The interesting implication of Baumol's Cost Disease

Sadly, letters to The Times need to be short:


Sir, Harry Wallop (“Going shopping? Here’s the proof that you’ve never had it so cheap”, Sep 13) wonders why university, theatre and healthcare have risen in price while women’s shoes, calculators and tennis rackets seem to have fallen. It’s called Baumol’s cost disease. As a society gets richer manufactured items will fall in price relative to services. It’s one reason why the NHS budget has to increase faster than general inflation every year.

Tim Worstall

Senior fellow, Adam Smith Institute, London SW1

It’s the “what do we do next” part of this which is so interesting.

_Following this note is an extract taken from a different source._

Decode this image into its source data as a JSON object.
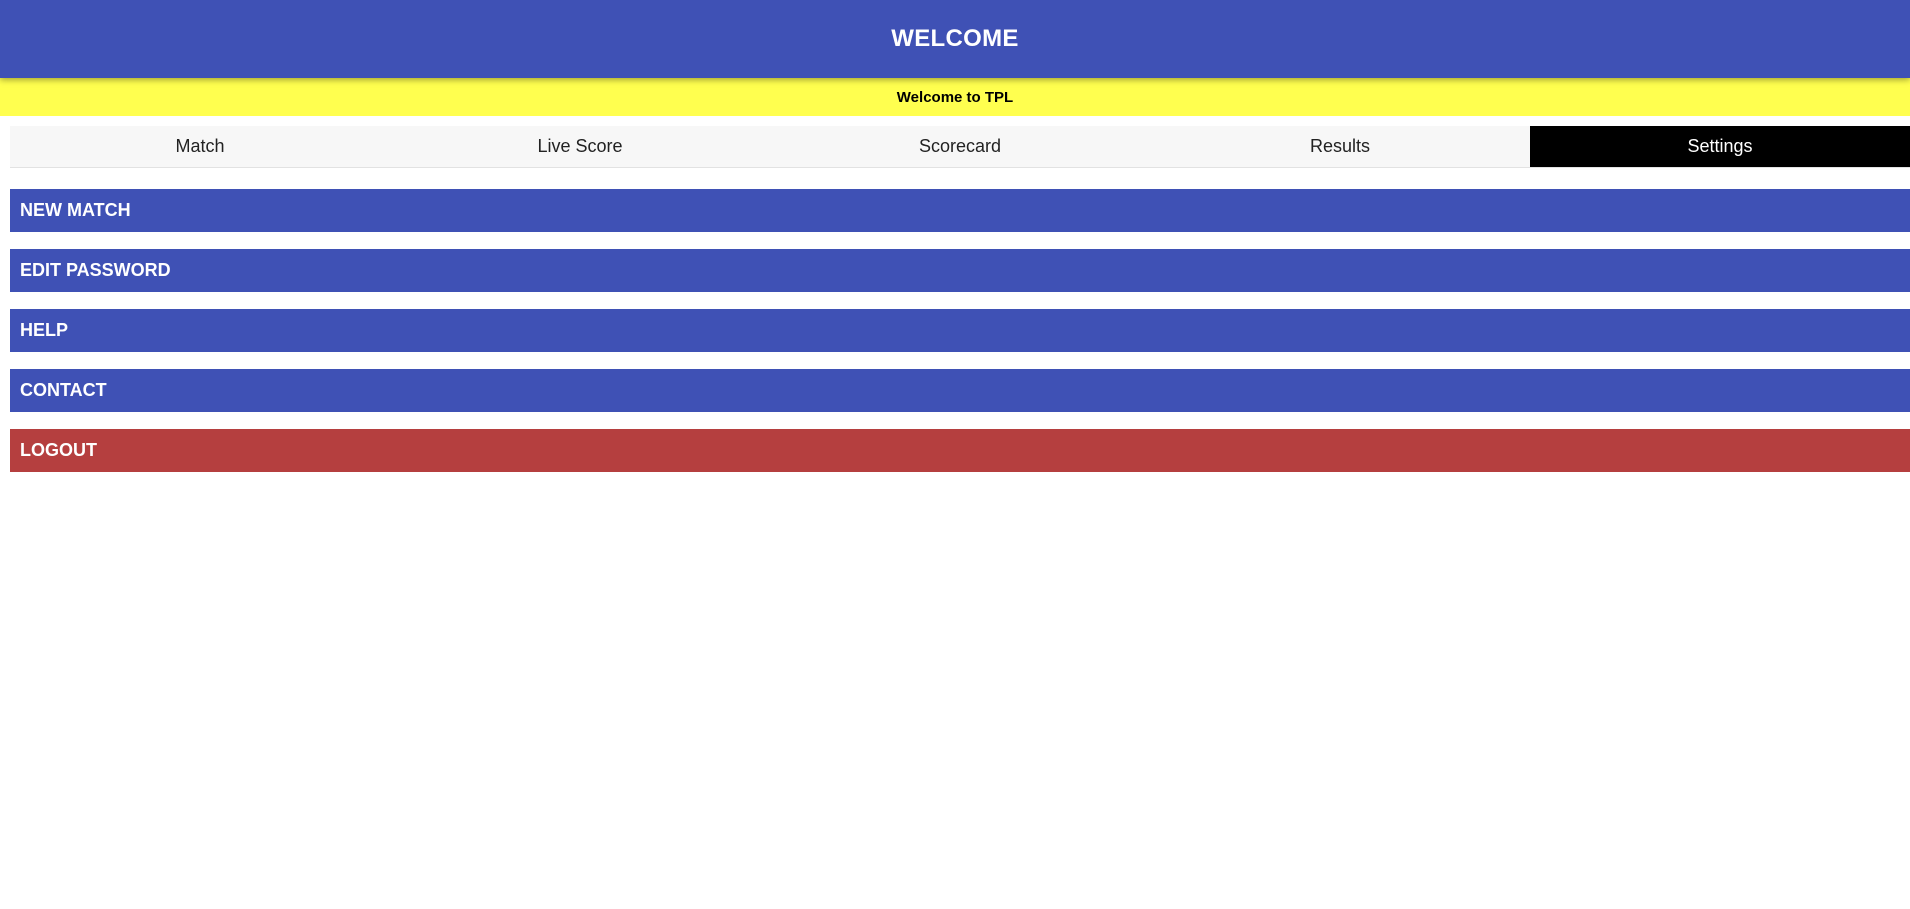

The observation is that wages - the costs of labour - are set by the general level of productivity in the society. Further, that it’s easier to increase productivity in manufacturing via automation than it is in services. For if we can automate it then it’s no longer a service, it’s a manufacture. Thus the value of the embodied labour in those services will rise more than that in manufactures. And rising wages is that very signal, proof perfect, of the increasing richness of the society.

So, services will rise in cost relative to manufactures. And thus Polly Toynbee’s repeated observation that the NHS needs a 4% budget increase every year just to stand still.

OK. But what do we do about it?

We know that the way to increase productivity is via markets and their competition. Thus we need more markets and competition in services than we do in manufactures. That productivity increase is harder, d’ye see, therefore we must make more effort to achieve it.

It’s the very fact that the NHS inflation rate is above the general one that insists we have that competition.